— Ты правда не хочешь поехать? — спросила Аугуста, притопывая ногой о тротуар.
Печаль стиснула Артуру горло. Он отдал бы что угодно, чтобы поехать с ними, но чего угодно у него не было.
Снежинки цеплялись за брови Аугусты, таяли и стекали по щекам, словно слезы.
— Ты думаешь, что я плачу, да?
— Нет, никогда бы так не подумал…
— Жетулиу все устроит, чтобы ты приехал как-нибудь на выходные.
— К тому времени я раздобуду денег.
Наклонившись, чтобы поцеловать Аугусту в щеку, он взял ее за левую руку, надавив большим пальцем на ладонь в месте, не прикрытом перчаткой. Она поняла и ответила мимолетным пожатием. Более эмоциальная Элизабет обхватила шею Артура руками и запечатлела поцелуй у него на губах.
— Знай, что тебя любят, мой мальчик… Совершенно беспричинны. И слава Богу! Это и есть любовь! Совершенно дикая! Не изменяй нам!

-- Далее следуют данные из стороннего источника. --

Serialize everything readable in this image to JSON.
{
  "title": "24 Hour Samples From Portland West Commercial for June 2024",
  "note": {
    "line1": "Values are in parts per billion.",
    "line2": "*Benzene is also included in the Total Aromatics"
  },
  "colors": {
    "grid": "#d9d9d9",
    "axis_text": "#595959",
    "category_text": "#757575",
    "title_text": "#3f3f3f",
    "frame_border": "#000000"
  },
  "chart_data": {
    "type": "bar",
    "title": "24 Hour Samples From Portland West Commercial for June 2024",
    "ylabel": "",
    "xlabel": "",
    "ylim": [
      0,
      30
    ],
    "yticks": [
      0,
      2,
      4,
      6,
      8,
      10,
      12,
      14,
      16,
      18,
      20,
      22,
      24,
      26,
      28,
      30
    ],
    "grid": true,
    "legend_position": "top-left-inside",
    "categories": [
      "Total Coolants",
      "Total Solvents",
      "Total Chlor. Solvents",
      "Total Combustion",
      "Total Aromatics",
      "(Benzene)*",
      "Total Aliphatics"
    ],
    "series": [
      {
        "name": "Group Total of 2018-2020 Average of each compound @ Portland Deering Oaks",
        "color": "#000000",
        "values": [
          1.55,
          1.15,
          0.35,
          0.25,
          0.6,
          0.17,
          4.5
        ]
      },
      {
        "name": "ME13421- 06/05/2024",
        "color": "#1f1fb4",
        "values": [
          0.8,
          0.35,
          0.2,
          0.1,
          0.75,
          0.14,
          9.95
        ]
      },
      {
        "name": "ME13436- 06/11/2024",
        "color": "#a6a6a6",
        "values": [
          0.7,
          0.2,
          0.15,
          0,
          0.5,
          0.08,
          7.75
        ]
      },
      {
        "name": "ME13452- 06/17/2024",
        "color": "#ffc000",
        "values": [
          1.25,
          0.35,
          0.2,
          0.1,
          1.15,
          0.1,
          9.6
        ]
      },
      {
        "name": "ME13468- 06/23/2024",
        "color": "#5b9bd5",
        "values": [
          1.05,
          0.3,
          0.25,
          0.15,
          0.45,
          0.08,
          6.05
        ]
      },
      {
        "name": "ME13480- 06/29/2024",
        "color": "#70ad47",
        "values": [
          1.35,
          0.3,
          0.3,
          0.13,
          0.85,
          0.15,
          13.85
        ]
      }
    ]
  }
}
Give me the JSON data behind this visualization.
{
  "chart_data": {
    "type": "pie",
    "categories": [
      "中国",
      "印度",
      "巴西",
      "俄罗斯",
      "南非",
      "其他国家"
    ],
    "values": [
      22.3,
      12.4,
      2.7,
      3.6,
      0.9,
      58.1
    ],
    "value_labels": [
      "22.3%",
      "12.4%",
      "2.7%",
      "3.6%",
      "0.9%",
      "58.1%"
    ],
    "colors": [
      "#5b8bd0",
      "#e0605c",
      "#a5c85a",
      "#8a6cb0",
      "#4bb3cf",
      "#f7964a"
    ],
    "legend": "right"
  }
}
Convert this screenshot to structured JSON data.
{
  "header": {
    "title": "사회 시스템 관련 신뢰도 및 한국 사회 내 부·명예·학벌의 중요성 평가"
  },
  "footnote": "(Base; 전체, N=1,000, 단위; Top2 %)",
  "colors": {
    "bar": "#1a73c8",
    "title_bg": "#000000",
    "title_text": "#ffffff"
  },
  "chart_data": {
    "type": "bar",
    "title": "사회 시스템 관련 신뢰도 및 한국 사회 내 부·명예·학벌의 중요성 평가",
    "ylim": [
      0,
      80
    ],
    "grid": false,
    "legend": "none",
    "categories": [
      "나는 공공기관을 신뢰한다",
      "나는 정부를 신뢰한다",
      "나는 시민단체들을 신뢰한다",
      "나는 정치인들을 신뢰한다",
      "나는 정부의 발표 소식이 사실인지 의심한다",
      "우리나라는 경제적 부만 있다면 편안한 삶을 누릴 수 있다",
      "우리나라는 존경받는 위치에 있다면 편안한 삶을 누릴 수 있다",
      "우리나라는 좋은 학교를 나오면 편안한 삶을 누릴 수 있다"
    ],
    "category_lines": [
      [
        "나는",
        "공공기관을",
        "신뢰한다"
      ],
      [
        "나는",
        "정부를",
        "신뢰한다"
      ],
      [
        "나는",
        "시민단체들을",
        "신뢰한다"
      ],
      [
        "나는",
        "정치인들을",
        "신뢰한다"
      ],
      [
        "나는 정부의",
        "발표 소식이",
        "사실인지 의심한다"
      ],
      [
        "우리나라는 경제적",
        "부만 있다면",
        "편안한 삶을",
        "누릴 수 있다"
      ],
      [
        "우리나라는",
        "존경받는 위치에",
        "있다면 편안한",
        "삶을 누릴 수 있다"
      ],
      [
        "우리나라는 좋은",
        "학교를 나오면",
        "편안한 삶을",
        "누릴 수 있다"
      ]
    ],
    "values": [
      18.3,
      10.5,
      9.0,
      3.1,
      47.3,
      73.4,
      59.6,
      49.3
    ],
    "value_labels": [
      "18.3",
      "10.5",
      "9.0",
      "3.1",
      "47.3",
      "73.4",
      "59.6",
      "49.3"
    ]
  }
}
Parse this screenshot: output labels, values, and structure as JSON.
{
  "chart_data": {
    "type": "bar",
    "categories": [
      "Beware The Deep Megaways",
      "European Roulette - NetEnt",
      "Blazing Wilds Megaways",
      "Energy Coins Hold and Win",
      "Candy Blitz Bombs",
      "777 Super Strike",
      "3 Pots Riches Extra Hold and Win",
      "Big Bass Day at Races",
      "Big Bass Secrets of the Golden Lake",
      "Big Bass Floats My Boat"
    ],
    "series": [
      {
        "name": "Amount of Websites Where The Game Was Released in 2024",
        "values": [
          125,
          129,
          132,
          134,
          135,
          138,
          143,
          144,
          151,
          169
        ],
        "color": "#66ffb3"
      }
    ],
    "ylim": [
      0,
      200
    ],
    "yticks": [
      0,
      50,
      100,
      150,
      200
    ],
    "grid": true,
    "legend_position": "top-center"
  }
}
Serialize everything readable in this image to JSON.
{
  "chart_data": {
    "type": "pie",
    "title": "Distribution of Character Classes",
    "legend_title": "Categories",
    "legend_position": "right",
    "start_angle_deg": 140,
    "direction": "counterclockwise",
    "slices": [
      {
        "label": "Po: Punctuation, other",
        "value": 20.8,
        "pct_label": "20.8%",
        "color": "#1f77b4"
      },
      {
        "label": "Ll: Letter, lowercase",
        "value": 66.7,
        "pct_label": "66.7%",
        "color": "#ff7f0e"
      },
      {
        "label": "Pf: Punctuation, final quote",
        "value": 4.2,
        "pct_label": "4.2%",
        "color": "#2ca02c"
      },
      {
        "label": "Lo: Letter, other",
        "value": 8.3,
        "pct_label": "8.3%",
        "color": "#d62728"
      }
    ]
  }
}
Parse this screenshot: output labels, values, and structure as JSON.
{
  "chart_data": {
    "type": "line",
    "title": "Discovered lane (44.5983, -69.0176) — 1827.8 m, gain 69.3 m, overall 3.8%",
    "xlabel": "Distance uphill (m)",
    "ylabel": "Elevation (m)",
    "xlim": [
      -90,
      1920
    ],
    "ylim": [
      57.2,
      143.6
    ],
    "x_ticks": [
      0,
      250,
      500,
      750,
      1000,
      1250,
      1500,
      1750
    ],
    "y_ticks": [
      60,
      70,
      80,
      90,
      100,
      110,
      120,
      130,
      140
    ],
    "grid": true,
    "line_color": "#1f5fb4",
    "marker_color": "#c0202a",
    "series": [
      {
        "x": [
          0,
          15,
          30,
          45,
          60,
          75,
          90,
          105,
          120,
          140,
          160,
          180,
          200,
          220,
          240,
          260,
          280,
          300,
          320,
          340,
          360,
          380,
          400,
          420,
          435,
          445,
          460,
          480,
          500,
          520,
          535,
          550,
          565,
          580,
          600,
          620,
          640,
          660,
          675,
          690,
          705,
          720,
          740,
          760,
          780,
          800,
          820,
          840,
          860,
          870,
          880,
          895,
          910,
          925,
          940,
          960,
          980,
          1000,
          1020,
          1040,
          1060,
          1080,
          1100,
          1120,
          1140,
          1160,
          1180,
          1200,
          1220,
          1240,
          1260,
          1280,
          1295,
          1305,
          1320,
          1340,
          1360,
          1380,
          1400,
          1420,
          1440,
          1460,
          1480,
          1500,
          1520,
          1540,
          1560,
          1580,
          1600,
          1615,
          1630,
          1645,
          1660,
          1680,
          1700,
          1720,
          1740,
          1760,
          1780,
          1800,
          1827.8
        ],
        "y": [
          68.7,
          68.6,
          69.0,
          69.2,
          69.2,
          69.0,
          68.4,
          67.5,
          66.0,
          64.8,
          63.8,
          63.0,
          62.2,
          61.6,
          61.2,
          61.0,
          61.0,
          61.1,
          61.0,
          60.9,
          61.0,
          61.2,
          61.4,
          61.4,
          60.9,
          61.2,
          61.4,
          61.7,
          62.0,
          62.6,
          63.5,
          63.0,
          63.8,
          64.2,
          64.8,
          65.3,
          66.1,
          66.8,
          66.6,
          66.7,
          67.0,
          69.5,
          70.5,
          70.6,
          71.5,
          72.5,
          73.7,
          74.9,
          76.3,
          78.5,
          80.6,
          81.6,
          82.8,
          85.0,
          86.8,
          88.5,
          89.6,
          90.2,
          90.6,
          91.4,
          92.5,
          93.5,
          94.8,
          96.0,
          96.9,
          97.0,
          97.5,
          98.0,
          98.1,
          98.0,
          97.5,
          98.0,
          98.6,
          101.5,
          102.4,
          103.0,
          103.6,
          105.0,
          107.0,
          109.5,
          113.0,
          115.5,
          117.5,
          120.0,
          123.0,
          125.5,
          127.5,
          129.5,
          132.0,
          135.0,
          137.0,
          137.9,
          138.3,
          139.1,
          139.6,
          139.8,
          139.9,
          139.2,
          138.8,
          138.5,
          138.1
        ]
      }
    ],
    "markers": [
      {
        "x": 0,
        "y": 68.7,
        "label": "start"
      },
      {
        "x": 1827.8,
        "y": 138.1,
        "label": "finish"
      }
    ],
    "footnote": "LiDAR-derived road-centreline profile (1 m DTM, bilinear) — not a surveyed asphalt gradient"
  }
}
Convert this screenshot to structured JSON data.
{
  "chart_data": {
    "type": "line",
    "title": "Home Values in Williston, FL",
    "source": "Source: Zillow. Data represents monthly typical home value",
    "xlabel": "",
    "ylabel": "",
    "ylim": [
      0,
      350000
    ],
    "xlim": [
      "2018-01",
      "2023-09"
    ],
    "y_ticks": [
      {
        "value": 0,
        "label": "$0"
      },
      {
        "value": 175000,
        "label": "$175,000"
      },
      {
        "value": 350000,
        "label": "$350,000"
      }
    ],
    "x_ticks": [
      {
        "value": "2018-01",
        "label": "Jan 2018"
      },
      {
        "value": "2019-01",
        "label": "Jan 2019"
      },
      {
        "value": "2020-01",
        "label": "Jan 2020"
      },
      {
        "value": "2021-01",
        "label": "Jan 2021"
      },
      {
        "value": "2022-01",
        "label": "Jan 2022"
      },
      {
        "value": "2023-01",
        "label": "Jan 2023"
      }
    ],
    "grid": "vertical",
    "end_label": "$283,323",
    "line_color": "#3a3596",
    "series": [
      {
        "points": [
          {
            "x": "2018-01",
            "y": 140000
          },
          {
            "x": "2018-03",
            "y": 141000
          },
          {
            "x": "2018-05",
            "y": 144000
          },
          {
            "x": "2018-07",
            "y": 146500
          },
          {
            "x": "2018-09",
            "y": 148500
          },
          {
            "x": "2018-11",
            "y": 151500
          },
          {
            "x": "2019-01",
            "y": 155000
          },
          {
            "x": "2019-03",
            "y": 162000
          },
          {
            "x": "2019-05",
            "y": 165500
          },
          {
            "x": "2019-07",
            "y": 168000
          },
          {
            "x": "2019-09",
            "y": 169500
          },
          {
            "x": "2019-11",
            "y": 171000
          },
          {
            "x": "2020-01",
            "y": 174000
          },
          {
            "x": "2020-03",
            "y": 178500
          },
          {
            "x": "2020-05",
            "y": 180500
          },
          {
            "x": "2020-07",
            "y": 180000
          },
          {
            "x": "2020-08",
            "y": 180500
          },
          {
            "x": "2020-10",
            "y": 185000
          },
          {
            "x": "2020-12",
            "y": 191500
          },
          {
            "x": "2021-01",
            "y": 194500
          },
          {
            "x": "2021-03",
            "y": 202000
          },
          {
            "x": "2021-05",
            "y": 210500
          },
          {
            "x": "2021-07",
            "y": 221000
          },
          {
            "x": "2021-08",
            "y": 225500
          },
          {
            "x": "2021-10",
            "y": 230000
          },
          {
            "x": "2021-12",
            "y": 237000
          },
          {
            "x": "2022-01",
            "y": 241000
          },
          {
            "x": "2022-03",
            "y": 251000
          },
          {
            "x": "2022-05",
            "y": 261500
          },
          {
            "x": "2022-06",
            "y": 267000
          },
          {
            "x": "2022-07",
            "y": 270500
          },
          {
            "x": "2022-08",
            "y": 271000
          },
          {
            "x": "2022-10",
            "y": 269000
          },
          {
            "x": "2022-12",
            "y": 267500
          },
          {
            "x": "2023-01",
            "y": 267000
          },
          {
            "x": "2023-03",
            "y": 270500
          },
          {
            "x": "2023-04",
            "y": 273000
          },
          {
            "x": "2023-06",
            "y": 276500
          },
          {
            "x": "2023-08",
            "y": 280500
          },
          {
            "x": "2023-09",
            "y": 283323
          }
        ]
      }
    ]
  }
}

Он остался стоять на тротуаре, пока машина не скрылась из виду. Чья-то рука помахала за задним стеклом. Наверное, Аугуста. Или только показалось? Снег валил все гуще и гуще.
Мысли о них преображали жизнь в университете. Воспоминание о шести днях на «Квин Мори», об их шумном приезде в Бересфорд и о странном отъезде, замутненном снегом, связывало прошлое с настоящим. Артур теперь был не один. Две нимфы, черненькая и беленькая, весело сопровождали его по жизни. На самом деле никогда он не был так весел, как когда терзался тысячей сожалений из-за того, что не смог поехать с друзьями в Нью-Йорк, Дне недели в Бостоне у О’Конноров пролетели, как один миг. Трогательная страсть, с какой родители хотели, чтобы их пятнадцатилетний сын заговорил по-французски, их интерес к Франции и некое уважение, которым они окружили Артура, словно он был юным послом торжествующей нации, а не побежденной страны, раздираемой гражданской войной, — все сошлось, чтобы ослабить его сожаления.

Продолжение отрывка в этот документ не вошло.